Having rendered themselves irrelevant on every major issue, Republicans consoled themselves last week with a delusional round robin. First, the Drudge Report, linking to a Pew Poll, featured a headline denying what most of us observe in the real world: “President Polarize: Poll Shows Historic Divide … Partisan Gap in Obama Job Approval Widest in Modern Era.”
Perhaps demonstrating that Drudge, not Limbaugh, is the maestro of the GOP chorus, the point was quickly picked up by Karl Rove on the house network, Fox News. Then The Washington Post’s Michael Gerson, one of the few Bush aides to emerge from that administration with a reputation worth having, vigorously banged the same tin drum, arraigning Obama as “the most polarizing new president.”
The charge is based on what could only be a conscious misreading of the Pew report. Analyzed honestly, the poll suggests that it is Republicans who are polarized, not the country. In their first months in office, according to Pew, both Obama and Ronald Reagan rolled up high, nearly identical approval ratings among voters—about five points higher than George W. Bush’s and 10 points higher than Bill Clinton’s. However, contemporary Republicans disdain Obama; their faithful gather in a shrunken and angry corner of the electorate while the party’s moderates have defected to become independents who support this president with near-record enthusiasm. What the Pew poll really shows is that Obama is on his way to redrawing the political demography of America.
In politics, the smaller a party gets, the more small-minded it becomes. With only 24 percent of voters identifying themselves as Republicans, the GOP is being miniaturized. The pettiness plays out on every conceivable stage—from the do-nothing, denounce-everything Republican minority in Congress to the do-anything Republican attempt to overturn the Senate election in Minnesota, and the say-anything attacks of right-wing talk radio. Democrats, who had every reason to be bitter after the 2000 election, actually gave Bush a job approval rating almost 10 points higher than the one Republicans now begrudge Obama—and they did so during the floundering, pre-9/11 muddle of the Bush presidency.
This is the Republican Party the country sees, a spectacle of resentments and recriminations vying for attention with a president who pursues sweeping economic change while conquering hearts and minds overseas and coolly dispatching the shoot-to-kill order that freed an American ship captain from Somali Pirates.
Republican intransigence does not constitute a strategy but a suicide note. Undeterred by the steep rise in the ranks of Americans who believe the nation is now headed in the right direction—up almost threefold from the rock-bottom dregs of the Bush years—the Republican remnant continues on its march of folly.

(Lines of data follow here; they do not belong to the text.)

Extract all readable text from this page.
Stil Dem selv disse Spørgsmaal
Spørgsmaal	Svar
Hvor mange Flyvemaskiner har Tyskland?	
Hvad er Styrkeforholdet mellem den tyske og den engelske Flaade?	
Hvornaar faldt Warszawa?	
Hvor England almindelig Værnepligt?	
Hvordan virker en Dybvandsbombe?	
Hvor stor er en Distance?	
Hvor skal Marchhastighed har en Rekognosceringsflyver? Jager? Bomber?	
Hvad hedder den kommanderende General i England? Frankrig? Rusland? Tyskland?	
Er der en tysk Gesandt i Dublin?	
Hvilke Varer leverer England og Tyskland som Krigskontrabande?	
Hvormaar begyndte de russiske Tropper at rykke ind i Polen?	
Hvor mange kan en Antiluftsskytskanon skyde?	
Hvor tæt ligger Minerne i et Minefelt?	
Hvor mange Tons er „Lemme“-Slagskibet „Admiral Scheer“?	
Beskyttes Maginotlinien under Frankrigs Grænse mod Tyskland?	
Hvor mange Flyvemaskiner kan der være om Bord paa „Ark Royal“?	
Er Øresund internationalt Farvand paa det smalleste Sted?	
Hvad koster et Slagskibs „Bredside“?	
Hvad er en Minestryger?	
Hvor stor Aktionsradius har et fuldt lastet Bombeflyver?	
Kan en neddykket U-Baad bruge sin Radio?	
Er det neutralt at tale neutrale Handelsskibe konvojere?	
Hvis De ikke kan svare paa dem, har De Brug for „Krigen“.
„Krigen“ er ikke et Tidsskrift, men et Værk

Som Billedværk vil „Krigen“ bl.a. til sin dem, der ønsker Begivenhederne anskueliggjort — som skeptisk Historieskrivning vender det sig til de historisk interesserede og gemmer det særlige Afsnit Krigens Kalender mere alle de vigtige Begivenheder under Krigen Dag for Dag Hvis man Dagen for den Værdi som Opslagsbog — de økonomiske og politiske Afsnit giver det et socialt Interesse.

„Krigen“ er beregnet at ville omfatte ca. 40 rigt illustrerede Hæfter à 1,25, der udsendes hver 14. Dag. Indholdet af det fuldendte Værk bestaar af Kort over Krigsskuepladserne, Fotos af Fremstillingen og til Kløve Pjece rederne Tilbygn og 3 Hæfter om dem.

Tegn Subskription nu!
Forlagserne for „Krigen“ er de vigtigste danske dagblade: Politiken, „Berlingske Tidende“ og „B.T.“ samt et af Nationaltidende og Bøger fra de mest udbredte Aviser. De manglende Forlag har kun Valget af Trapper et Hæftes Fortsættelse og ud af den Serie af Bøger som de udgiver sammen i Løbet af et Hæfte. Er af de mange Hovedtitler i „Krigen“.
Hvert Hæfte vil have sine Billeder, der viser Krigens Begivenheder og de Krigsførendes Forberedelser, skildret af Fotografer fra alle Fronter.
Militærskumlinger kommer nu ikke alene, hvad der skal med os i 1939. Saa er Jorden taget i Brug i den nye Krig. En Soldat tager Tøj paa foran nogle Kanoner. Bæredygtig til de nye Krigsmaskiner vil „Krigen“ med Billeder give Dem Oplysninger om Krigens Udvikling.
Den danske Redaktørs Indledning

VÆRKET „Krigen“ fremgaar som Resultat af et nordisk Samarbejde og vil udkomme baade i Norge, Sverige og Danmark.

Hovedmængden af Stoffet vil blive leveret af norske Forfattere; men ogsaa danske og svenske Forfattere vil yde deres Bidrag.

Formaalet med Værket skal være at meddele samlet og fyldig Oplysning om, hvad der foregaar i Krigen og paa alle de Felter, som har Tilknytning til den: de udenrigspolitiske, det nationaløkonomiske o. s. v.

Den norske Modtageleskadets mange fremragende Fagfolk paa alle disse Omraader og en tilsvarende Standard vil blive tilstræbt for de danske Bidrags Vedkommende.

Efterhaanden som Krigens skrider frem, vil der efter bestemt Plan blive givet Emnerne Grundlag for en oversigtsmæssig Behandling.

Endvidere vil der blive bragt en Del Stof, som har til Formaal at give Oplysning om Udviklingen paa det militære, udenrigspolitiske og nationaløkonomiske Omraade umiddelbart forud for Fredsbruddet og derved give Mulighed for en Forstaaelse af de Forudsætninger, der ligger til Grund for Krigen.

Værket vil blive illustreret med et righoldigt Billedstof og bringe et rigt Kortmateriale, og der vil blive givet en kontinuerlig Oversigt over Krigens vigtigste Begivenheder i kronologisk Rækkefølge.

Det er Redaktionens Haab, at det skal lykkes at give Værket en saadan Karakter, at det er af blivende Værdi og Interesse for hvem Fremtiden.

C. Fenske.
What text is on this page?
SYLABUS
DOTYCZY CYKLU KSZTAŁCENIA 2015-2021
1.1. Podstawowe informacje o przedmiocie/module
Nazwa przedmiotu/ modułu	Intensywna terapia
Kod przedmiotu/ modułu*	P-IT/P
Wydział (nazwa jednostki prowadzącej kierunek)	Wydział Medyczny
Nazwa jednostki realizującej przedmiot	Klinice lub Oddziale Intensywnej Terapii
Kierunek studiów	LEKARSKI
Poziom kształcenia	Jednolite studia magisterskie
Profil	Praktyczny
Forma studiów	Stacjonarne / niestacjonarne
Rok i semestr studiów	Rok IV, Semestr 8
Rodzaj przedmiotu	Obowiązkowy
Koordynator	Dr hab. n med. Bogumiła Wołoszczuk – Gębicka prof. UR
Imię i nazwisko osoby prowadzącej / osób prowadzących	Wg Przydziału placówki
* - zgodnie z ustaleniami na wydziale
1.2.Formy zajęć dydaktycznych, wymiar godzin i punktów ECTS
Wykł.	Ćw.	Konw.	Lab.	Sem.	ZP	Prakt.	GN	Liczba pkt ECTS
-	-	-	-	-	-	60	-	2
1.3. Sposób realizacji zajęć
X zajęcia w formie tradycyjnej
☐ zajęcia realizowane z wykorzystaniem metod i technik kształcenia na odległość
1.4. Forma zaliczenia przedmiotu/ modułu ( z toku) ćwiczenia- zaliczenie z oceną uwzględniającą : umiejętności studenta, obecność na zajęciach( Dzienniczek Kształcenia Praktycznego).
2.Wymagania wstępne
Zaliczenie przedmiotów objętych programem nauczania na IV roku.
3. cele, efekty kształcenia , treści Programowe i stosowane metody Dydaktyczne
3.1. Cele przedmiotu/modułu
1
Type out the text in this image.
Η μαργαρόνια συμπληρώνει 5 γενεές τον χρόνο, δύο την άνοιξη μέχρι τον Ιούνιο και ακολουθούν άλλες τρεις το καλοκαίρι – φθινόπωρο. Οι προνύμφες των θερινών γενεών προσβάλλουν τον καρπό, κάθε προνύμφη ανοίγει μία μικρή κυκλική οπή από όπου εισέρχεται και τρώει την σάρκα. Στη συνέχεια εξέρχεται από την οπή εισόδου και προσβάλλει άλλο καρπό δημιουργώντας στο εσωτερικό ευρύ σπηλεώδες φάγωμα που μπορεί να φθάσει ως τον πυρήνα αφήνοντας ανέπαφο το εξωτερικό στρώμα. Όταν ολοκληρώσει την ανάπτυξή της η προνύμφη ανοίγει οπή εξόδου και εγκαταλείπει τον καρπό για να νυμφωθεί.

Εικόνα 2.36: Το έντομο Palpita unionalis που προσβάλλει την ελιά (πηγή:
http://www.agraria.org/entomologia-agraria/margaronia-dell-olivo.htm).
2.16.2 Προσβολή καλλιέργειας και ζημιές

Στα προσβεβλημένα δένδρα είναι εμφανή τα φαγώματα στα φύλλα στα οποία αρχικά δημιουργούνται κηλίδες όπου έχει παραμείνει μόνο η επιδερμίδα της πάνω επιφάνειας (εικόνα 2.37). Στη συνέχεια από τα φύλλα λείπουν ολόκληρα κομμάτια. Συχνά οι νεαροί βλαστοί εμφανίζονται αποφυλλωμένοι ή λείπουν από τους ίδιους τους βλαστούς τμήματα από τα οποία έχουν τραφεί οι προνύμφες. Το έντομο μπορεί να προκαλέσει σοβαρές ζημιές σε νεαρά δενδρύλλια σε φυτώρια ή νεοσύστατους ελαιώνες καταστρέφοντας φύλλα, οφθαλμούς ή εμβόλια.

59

Former House Speaker Newt Gingrich, who speaks to the sour soul of his party, propagates an alternate reality in which Americans are yearning to repudiate Obama’s activist reach for economic recovery, health-care reform, and energy independence.
Festooned in Newt’s Technicolor dream coat, congressional Republicans seem poised to dig themselves an even deeper hole as the anti-party, opposed to every measure the president proposes to restore growth, improve health care, or protect the environment. You name it, they’re against it. No wonder the latest New York Times survey finds the Republicans’ favorability collapsing to 31 percent, the lowest rating recorded in the poll’s quarter-century history.
Their situation grew more dire last week with reports that the White House intends to move ahead on immigration reform. This will guarantee conservative outbursts of barely disguised ethnic-baiting that is sure to alienate Hispanic voters, the fastest-growing segment of the electorate. Without a foothold among Hispanics, it’s almost impossible for the GOP to win a presidential contest (ask John McCain) or regain a competitive edge in Congress. Texas could evolve into a Democratic state, just as California did following Republican Gov. Pete Wilson’s tactical immigrant-bashing in 1994.
The GOP’s crude nativism is matched by its crude nationalism, manifest in the predictable denunciations of the president’s success in Europe. Americans know that George W. Bush’s foreign policy of dictates and sneers was a colossal failure. For good reason, they prefer a president who can lead the world and not just insult it.
In the face of popular rejection, the Republicans offer nothing but the sound of “wind in dry grass.” You can hear it in their threat to unseat their own Pennsylvania Sen. Arlen Specter, who commits the mortal sin of occasional moderation, by nominating instead a right-winger with no chance of winning the state. Similarly, Arnold Schwarzenegger, the most successful Republican on the West Coast, is despised by his own party.
So yes, there is a new polarization in this country: Americans are moving toward true North, the Obama pole. Will it be permanent? Of course not. That notion is just as foolhardy as Karl Rove’s post-2004 prediction of lasting Republican dominance. Every political period, era, or moment has an end.
The Republicans aren’t dead—just comatose. If Obama fails, they will be back. But that outcome appears increasingly chimerical. Meantime, amid the Republican ruins, delusion provides a temporary shelter and psychic self-satisfaction. How many defeats will it take for Republicans to rebuild a credible party of ideas? It’s bound to happen some day, but who knows how or when?